Альтюссера, впрочем, мало занимают стилистические влияния и открытия. Его главный интерес — идеология и то, что происходит с ней в искусстве. Речь не о разоблачении художников в духе вульгарной социологии, а о более сложных отношениях. Искусство, как и любая человеческая деятельность, разворачивается в поле идеологии. Оно не свободно, а любая попытка освобождения — одно из проявлений идеологии того общества, к которому принадлежит его творец. Однако искусство не осуществляет идеологию, как политическая деятельность, и не анализирует ее, как наука. Оно делает идеологию видимой, чувственно воспринимаемой. Не объясняет те отношения, что движут людьми и вещами, но показывает их, превращает в абстракцию. Под абстракцией Альтюссер имеет в виду вещь не отвлеченную от материальной действительности, но как бы отделенную от нее особенной дистанцией. Эта дистанция и составляет сущность гениального искусства. Идеологию нельзя увидеть прямо, но можно увидеть ее следы, последствия. А в пределе можно сделать видимой саму невидимость идеологии. Любимые авторы Альтюссера, Брехт, Кремонини и другие,— проводники этой логики. Они показывают пустоту, указывают на невидимость той силы, что движет людьми. Они сводят со сцены лживо-свободного субъекта, не дают зрителю наслаждаться комфортной позицией и хорошим вкусом, открывают путь к знанию и настоящей, неромантической свободе от иллюзий. Так искусство дает человеку способность к действию.

Издательство V-A-C press
Перевод Марк Гринберг


Екатерина Андреева «Соцреализм: от расцвета до заката»

Екатерина Андреева — петербургский искусствовед (эта географическая принадлежность в данном случае важна), участник и одновременно аналитик Новой академии Тимура Новикова, а также исследователь советского искусства — как официального, так и подпольного.
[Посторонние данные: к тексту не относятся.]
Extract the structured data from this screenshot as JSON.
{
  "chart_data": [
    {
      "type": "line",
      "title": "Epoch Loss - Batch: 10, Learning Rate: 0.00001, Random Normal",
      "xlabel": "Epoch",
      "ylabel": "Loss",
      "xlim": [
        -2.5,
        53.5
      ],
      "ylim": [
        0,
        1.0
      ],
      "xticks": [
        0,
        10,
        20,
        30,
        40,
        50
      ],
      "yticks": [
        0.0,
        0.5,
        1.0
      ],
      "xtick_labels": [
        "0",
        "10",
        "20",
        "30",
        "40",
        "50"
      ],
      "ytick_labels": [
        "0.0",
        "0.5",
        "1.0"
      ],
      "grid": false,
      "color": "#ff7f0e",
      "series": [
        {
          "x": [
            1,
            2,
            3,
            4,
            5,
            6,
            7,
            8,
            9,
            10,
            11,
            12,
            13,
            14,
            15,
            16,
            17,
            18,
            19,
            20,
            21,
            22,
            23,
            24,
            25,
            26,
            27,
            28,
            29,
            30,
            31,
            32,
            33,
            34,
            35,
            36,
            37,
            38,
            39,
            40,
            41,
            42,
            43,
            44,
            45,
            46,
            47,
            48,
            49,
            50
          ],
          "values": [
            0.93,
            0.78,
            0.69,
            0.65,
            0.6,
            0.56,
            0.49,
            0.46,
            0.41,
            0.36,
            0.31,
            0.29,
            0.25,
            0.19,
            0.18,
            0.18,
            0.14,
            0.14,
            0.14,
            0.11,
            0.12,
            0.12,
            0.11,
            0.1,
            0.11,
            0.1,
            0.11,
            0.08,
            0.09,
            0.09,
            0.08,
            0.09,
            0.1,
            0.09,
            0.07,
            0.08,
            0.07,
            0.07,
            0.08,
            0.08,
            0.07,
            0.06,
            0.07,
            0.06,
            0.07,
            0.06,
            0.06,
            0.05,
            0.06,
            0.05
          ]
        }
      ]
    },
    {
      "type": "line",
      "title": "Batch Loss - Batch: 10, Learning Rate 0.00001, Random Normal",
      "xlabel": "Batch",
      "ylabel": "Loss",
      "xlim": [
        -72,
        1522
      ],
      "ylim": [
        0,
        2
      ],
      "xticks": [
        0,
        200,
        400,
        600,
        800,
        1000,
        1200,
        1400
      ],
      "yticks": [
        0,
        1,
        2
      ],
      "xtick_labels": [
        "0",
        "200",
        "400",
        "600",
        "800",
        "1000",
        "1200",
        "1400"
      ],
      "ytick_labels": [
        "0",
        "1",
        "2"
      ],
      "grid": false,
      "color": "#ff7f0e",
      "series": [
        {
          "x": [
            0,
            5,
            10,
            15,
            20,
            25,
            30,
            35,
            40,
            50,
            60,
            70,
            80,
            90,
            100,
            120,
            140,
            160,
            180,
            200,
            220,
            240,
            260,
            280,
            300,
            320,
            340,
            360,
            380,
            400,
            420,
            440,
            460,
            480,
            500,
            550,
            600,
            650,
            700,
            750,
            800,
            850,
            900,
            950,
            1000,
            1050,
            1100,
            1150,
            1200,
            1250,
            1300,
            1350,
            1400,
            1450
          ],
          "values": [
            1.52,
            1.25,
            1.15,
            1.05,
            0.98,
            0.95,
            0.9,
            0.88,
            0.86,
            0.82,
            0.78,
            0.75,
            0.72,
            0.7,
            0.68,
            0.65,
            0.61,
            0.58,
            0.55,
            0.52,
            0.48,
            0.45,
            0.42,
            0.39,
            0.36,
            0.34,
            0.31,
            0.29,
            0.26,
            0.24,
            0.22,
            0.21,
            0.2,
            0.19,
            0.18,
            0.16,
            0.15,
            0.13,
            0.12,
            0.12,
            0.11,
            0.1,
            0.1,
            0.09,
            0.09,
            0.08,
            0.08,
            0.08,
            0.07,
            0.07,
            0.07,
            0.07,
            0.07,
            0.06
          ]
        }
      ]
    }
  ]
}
Ее новая книга — небольшой сборник статей, посвященных динамике социалистического реализма. Они написаны в разное время и в разном жанре. Одни — вполне академические, другие — постмодернистские забавы, документы перестроечного иконоборчества. Так, самый изящный текст сборника — написанное в 1990 году небольшое эссе, посвященное «Книге о вкусной и здоровой пище» как одному из венцов сталинской культуры, поэтическому гимну консервам, раблезианской фантазии, помещающей весь съестной мир в воображаемое советского человека и одновременно фрустрирующей его недоступностью бесчисленных деликатесов. В целом название сборника немного обманчиво: закат интересует Андрееву гораздо больше расцвета. Большая часть книги посвящена концу 1940-х и 1950-м — последним сталинским и первым послесталинским годам: последний всплеск барочного изобилия, отход от индустриальной героики и возникновение советского салонного искусства с его вниманием к достатку и комфорту, яростная, но провальная борьба официальных критиков и чиновников с импрессионизмом и постепенное проникновение в официальное искусство модернистских веяний, тихая революция послевоенного бытового дизайна (включающая изменения в конструкции тортов), конвульсии канона и рождение свободолюбивого искусства андерграунда. В «Соцреализме» нет единого сюжета или эстетической концепции. Скорее это череда наблюдений, часть из которых выглядят сейчас немного наивно, но другая часть очень остроумна.